Farm administrators and members of the local Administrators group can take
ownership of specific site collections if it is necessary. For example, if a site
administrator leaves the organization and a new administrator must be added,
the farm administrator or a member of the local Administrators group can take
ownership of the site collection to make the change. To take ownership, they
can add themselves as the site collection administrator on the Application
Management page.

Shared services level


o Service application administrators These administrators are designated by the farm
administrator. They can configure settings for a specific service application in a farm.
However, these administrators cannot create service applications, access any other service
applications in the farm, or perform any farm-level operations, such as topology changes.
For example, the service application administrator for a Search service application in a
farm can configure settings for that Search service application only.
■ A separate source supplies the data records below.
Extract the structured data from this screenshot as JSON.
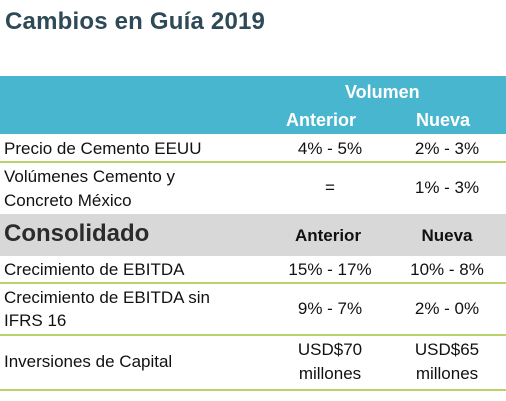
{
  "title": "Cambios en Guía 2019",
  "top_header": {
    "group": "Volumen",
    "col_prev": "Anterior",
    "col_new": "Nueva"
  },
  "top_rows": [
    {
      "label_lines": [
        "Precio de Cemento EEUU"
      ],
      "prev": "4% - 5%",
      "new": "2% - 3%"
    },
    {
      "label_lines": [
        "Volúmenes Cemento y",
        "Concreto  México"
      ],
      "prev": "=",
      "new": "1% - 3%"
    }
  ],
  "consolidated": {
    "title": "Consolidado",
    "col_prev": "Anterior",
    "col_new": "Nueva",
    "rows": [
      {
        "label_lines": [
          "Crecimiento de EBITDA"
        ],
        "prev_lines": [
          "15% - 17%"
        ],
        "new_lines": [
          "10% - 8%"
        ]
      },
      {
        "label_lines": [
          "Crecimiento de EBITDA sin",
          "IFRS 16"
        ],
        "prev_lines": [
          "9% - 7%"
        ],
        "new_lines": [
          "2% - 0%"
        ]
      },
      {
        "label_lines": [
          "Inversiones de Capital"
        ],
        "prev_lines": [
          "USD$70",
          "millones"
        ],
        "new_lines": [
          "USD$65",
          "millones"
        ]
      }
    ]
  }
}
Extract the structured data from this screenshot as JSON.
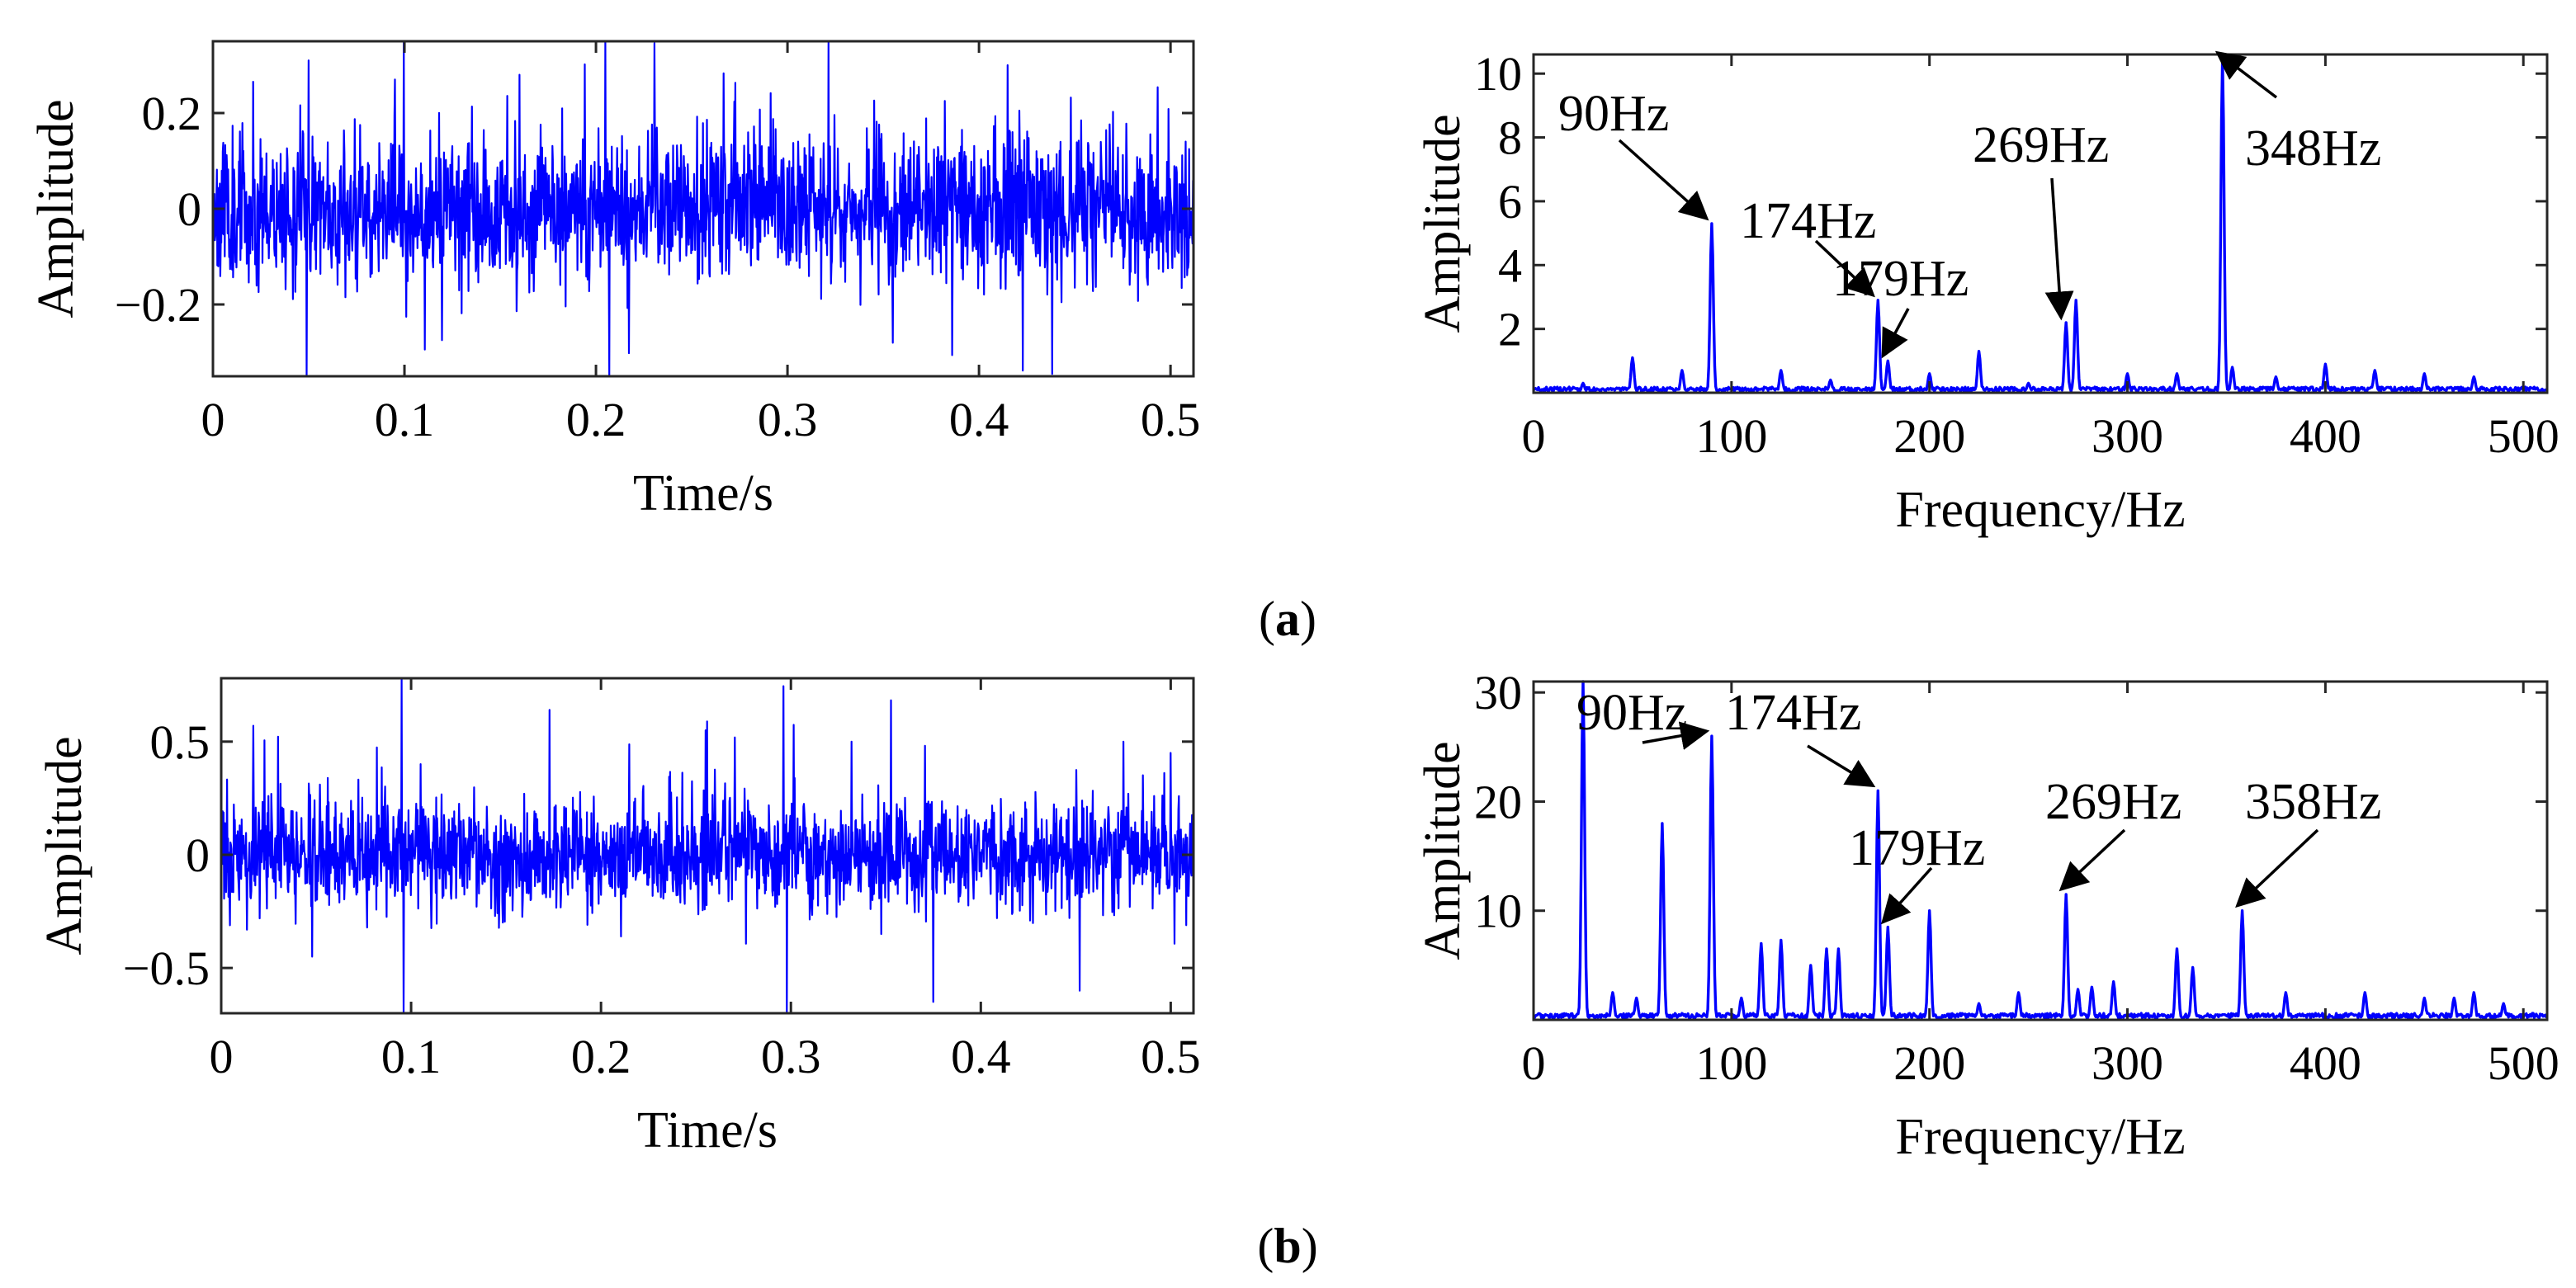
{
  "figure": {
    "panel_labels": [
      "(a)",
      "(b)"
    ],
    "panel_letters": [
      "a",
      "b"
    ]
  },
  "chart_data": [
    {
      "id": "a_time",
      "type": "line",
      "title": "",
      "xlabel": "Time/s",
      "ylabel": "Amplitude",
      "xlim": [
        0,
        0.512
      ],
      "ylim": [
        -0.35,
        0.35
      ],
      "xticks": [
        0,
        0.1,
        0.2,
        0.3,
        0.4,
        0.5
      ],
      "xtick_labels": [
        "0",
        "0.1",
        "0.2",
        "0.3",
        "0.4",
        "0.5"
      ],
      "yticks": [
        -0.2,
        0,
        0.2
      ],
      "ytick_labels": [
        "−0.2",
        "0",
        "0.2"
      ],
      "line_color": "#0000ff",
      "signal": {
        "duration": 0.512,
        "samples": 2000,
        "noise_sd": 0.075,
        "seed": 11,
        "spikes": [
          [
            0.049,
            -0.35
          ],
          [
            0.05,
            0.31
          ],
          [
            0.205,
            0.35
          ],
          [
            0.207,
            -0.35
          ],
          [
            0.16,
            0.28
          ],
          [
            0.415,
            0.3
          ],
          [
            0.095,
            0.27
          ],
          [
            0.355,
            -0.28
          ]
        ]
      },
      "annotations": []
    },
    {
      "id": "a_freq",
      "type": "line",
      "title": "",
      "xlabel": "Frequency/Hz",
      "ylabel": "Amplitude",
      "xlim": [
        0,
        512
      ],
      "ylim": [
        0,
        10.6
      ],
      "xticks": [
        0,
        100,
        200,
        300,
        400,
        500
      ],
      "xtick_labels": [
        "0",
        "100",
        "200",
        "300",
        "400",
        "500"
      ],
      "yticks": [
        2,
        4,
        6,
        8,
        10
      ],
      "ytick_labels": [
        "2",
        "4",
        "6",
        "8",
        "10"
      ],
      "line_color": "#0000ff",
      "peaks": [
        [
          25,
          0.3
        ],
        [
          50,
          1.1
        ],
        [
          75,
          0.7
        ],
        [
          90,
          5.3
        ],
        [
          125,
          0.7
        ],
        [
          150,
          0.4
        ],
        [
          174,
          2.9
        ],
        [
          179,
          1.0
        ],
        [
          200,
          0.6
        ],
        [
          225,
          1.3
        ],
        [
          250,
          0.3
        ],
        [
          269,
          2.2
        ],
        [
          274,
          2.9
        ],
        [
          300,
          0.6
        ],
        [
          325,
          0.6
        ],
        [
          348,
          10.5
        ],
        [
          353,
          0.8
        ],
        [
          375,
          0.5
        ],
        [
          400,
          0.9
        ],
        [
          425,
          0.7
        ],
        [
          450,
          0.6
        ],
        [
          475,
          0.5
        ]
      ],
      "noise_floor": 0.15,
      "annotations": [
        {
          "text": "90Hz",
          "x": 90,
          "y": 5.3
        },
        {
          "text": "174Hz",
          "x": 174,
          "y": 2.9
        },
        {
          "text": "179Hz",
          "x": 179,
          "y": 1.0
        },
        {
          "text": "269Hz",
          "x": 269,
          "y": 2.2
        },
        {
          "text": "348Hz",
          "x": 348,
          "y": 10.5
        }
      ]
    },
    {
      "id": "b_time",
      "type": "line",
      "title": "",
      "xlabel": "Time/s",
      "ylabel": "Amplitude",
      "xlim": [
        0,
        0.512
      ],
      "ylim": [
        -0.7,
        0.78
      ],
      "xticks": [
        0,
        0.1,
        0.2,
        0.3,
        0.4,
        0.5
      ],
      "xtick_labels": [
        "0",
        "0.1",
        "0.2",
        "0.3",
        "0.4",
        "0.5"
      ],
      "yticks": [
        -0.5,
        0,
        0.5
      ],
      "ytick_labels": [
        "−0.5",
        "0",
        "0.5"
      ],
      "line_color": "#0000ff",
      "signal": {
        "duration": 0.512,
        "samples": 2000,
        "noise_sd": 0.12,
        "seed": 29,
        "spikes": [
          [
            0.017,
            0.57
          ],
          [
            0.048,
            -0.45
          ],
          [
            0.095,
            0.78
          ],
          [
            0.096,
            -0.7
          ],
          [
            0.173,
            0.64
          ],
          [
            0.298,
            -0.7
          ],
          [
            0.375,
            -0.65
          ],
          [
            0.452,
            -0.6
          ],
          [
            0.475,
            0.5
          ],
          [
            0.5,
            0.45
          ],
          [
            0.255,
            0.55
          ],
          [
            0.332,
            0.5
          ]
        ]
      },
      "annotations": []
    },
    {
      "id": "b_freq",
      "type": "line",
      "title": "",
      "xlabel": "Frequency/Hz",
      "ylabel": "Amplitude",
      "xlim": [
        0,
        512
      ],
      "ylim": [
        0,
        31
      ],
      "xticks": [
        0,
        100,
        200,
        300,
        400,
        500
      ],
      "xtick_labels": [
        "0",
        "100",
        "200",
        "300",
        "400",
        "500"
      ],
      "yticks": [
        10,
        20,
        30
      ],
      "ytick_labels": [
        "10",
        "20",
        "30"
      ],
      "line_color": "#0000ff",
      "peaks": [
        [
          25,
          31
        ],
        [
          40,
          2.5
        ],
        [
          52,
          2.0
        ],
        [
          65,
          18
        ],
        [
          90,
          26
        ],
        [
          105,
          2.0
        ],
        [
          115,
          7
        ],
        [
          125,
          7.3
        ],
        [
          140,
          5.0
        ],
        [
          148,
          6.5
        ],
        [
          154,
          6.5
        ],
        [
          174,
          21
        ],
        [
          179,
          8.5
        ],
        [
          200,
          10
        ],
        [
          225,
          1.5
        ],
        [
          245,
          2.5
        ],
        [
          269,
          11.5
        ],
        [
          275,
          2.8
        ],
        [
          282,
          3.0
        ],
        [
          293,
          3.5
        ],
        [
          325,
          6.5
        ],
        [
          333,
          4.8
        ],
        [
          358,
          10
        ],
        [
          380,
          2.5
        ],
        [
          420,
          2.5
        ],
        [
          450,
          2.0
        ],
        [
          465,
          2.0
        ],
        [
          475,
          2.5
        ],
        [
          490,
          1.5
        ]
      ],
      "noise_floor": 0.5,
      "annotations": [
        {
          "text": "90Hz",
          "x": 90,
          "y": 26
        },
        {
          "text": "174Hz",
          "x": 174,
          "y": 21
        },
        {
          "text": "179Hz",
          "x": 179,
          "y": 8.5
        },
        {
          "text": "269Hz",
          "x": 269,
          "y": 11.5
        },
        {
          "text": "358Hz",
          "x": 358,
          "y": 10
        }
      ]
    }
  ]
}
o Feature administrators A feature administrator is associated with a specific feature or
features of a service application. These administrators can manage a subset of service
application settings, but not the entire service application. For example, a Feature
administrator might manage the Audiences feature of the User Profile service application.
Web application level
o The Web application level does not have a unique administrator group, but farm
administrators have control over the Web applications within their scope. Members of the
Farm Administrators group and members of the Administrators group on the local server
can define a policy to grant individual users permissions at the Web application level.
Site level
o Site collection administrators These administrators have the Full Control permission
level on all Web sites in a site collection. They have Full Control access to all site content
in that site collection, even if they do not have explicit permissions on that site. They can
audit all site content and receive any administrative message. A primary and a secondary
site collection administrator can be specified during the creation of a site collection.
o Site owners By default, members of the Owners group for a site have the Full Control
permission level on that site. They can perform administrative tasks on the site, and on
any list or library within that site. They receive e-mail notifications for events, such as the
pending automatic deletion of inactive sites and requests for site access.